“These general agents were all-powerful in their respective fields,” one employee recalled. “If they did not like the contracts they had with the company, they could shut off business until the company came to their terms…. Under this system the business always had its ups and downs, according to the moods of the general agents and their relations with the Home Office.”
When John McCall was named president of New York Life in 1892, he turned to George Perkins to modernize the agency system. The son of a New York Life agency supervisor in Chicago, Perkins had long evangelized the merits of professionalizing agents and piloted a new managerial model in the Western Territories. There, agents worked on commission while Perkins, their supervisor, earned a salary—freeing him to make objective decisions in service of the company.
By 1892, Perkins’s experiment had proven so successful that McCall brought him to the Home Office as the vice president in charge of all agency affairs. He asked Perkins to take his model companywide. It would become known as the Branch Office system.
A staggering success
Before long, old general agent’s territories were re-divided and administered by a series of branch offices. These extensions of the Home Office made sure that company programs and policies were implemented consistently. A cashier in each branch office handled the money, and an agency director handled field agents. Both positions were salaried, eliminating the field’s former conflicts of interest and holding all accountable to the Home Office’s standards of conduct.

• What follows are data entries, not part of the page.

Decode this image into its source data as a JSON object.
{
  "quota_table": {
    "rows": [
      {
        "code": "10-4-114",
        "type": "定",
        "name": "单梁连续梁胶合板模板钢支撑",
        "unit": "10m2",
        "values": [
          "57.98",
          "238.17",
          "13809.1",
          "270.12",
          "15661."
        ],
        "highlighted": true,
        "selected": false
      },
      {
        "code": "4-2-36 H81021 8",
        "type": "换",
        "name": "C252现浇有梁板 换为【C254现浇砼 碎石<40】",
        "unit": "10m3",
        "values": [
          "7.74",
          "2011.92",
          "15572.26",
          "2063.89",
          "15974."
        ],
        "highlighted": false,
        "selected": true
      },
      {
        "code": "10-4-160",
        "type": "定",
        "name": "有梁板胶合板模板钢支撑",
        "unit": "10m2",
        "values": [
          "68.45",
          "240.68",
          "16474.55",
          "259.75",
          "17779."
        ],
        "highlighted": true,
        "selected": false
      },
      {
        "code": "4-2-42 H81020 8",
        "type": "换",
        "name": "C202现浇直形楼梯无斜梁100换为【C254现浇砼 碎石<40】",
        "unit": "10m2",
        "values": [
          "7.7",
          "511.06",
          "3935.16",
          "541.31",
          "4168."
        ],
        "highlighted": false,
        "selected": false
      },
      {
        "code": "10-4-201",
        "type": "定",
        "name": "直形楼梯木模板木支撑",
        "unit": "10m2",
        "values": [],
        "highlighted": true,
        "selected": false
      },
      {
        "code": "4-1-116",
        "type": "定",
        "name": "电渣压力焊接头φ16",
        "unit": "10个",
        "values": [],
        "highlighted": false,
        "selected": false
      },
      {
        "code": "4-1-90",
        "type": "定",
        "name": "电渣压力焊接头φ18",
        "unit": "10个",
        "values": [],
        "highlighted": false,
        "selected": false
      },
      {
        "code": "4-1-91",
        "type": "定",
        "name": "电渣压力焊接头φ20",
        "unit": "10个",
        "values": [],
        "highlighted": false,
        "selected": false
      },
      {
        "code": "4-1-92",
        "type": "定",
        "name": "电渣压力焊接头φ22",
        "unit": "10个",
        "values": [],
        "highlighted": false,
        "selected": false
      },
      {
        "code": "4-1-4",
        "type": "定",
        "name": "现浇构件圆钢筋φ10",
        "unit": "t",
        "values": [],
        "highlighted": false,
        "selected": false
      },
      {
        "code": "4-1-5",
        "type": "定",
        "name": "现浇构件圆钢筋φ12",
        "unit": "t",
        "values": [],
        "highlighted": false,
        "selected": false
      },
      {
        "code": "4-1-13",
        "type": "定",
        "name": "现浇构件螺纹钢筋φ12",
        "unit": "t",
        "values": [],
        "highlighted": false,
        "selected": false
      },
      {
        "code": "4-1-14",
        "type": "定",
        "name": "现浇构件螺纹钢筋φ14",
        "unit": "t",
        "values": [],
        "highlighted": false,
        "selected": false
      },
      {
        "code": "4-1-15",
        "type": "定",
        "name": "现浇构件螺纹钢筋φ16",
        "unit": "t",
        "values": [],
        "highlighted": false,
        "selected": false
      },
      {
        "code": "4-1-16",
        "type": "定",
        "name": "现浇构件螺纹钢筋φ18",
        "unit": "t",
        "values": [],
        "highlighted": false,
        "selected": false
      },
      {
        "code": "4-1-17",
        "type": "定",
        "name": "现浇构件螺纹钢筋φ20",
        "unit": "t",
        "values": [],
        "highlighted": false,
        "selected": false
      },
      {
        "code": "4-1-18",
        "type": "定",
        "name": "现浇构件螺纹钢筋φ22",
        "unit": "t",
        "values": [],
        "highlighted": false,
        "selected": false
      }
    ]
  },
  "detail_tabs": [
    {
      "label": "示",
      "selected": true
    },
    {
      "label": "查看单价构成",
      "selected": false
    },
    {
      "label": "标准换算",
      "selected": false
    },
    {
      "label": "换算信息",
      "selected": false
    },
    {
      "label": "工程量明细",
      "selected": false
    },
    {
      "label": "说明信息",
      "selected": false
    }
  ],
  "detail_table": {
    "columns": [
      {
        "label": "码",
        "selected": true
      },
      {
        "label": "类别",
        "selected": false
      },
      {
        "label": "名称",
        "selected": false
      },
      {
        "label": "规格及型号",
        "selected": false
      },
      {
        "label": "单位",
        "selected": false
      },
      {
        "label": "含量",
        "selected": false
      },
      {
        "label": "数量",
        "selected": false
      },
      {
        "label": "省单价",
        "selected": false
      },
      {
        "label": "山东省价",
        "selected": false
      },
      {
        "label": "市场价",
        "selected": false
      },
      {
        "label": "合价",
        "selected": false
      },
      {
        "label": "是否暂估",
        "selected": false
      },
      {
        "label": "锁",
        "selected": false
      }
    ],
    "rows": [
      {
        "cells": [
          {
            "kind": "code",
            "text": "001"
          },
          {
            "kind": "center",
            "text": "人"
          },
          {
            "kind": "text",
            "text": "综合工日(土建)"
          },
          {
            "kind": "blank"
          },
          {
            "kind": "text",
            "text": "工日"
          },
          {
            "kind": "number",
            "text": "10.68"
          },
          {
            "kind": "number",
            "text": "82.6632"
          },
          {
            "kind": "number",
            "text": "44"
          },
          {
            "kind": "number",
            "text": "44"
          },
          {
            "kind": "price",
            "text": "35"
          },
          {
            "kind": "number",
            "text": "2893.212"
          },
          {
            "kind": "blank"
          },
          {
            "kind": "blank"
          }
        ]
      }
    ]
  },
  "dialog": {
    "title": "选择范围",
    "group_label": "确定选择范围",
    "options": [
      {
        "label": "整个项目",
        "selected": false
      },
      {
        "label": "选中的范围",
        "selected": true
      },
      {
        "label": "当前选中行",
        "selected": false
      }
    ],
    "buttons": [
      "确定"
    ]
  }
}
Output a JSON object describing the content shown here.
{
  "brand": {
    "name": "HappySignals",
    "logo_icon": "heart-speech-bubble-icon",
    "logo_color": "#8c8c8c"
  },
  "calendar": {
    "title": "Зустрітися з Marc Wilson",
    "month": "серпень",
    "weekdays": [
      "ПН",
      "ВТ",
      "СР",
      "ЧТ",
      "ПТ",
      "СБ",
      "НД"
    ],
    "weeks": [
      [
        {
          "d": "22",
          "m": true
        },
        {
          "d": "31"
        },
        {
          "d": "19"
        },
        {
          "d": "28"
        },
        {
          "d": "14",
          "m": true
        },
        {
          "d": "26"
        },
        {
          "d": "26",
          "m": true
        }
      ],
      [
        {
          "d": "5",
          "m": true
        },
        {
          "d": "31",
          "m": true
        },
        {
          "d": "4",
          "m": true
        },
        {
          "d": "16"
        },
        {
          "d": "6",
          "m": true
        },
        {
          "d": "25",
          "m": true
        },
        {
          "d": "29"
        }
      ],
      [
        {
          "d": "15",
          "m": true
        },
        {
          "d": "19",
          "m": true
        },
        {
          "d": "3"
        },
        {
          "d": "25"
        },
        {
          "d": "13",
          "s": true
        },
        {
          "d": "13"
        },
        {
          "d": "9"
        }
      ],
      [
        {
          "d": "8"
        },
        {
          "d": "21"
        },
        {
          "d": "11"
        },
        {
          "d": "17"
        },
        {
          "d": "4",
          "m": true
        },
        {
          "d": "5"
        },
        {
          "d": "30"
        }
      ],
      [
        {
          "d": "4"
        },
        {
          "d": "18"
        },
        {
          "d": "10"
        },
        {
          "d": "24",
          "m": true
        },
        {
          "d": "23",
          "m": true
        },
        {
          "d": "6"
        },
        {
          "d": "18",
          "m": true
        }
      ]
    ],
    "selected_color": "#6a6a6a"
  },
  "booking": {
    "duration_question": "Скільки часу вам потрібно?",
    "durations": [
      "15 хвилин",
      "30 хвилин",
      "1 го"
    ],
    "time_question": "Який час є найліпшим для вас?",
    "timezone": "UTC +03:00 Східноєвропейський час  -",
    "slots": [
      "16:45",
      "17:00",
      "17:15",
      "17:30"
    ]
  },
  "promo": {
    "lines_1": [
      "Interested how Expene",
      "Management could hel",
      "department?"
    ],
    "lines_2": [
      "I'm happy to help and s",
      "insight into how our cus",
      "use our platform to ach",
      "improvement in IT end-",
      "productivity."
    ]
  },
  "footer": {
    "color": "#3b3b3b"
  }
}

The Branch Office system rolled out through 1903, and Perkins’s invention proved to be a staggering success. In the following decade, premiums more than doubled while administration and sales became more efficient. More than 40 years later, in 1935, New York Life Vice President L. Seton Lindsay called the shift “the most important agency development in the history of the New York Life.”
By then, other insurers had taken note and began developing their own versions of the structure. New York Life rebuilt itself to provide consistently excellent service everywhere it operated—and changed the insurance industry once again.
“We are the fortunate inheritors of the almost inspired work of the leaders who founded our agency system…” Lindsay said. “We may not be able to make so brilliant a contribution to the future as the Branch Office system, but we can at least conserve what has been our heritage from the organization geniuses who have made our great company what it is today.”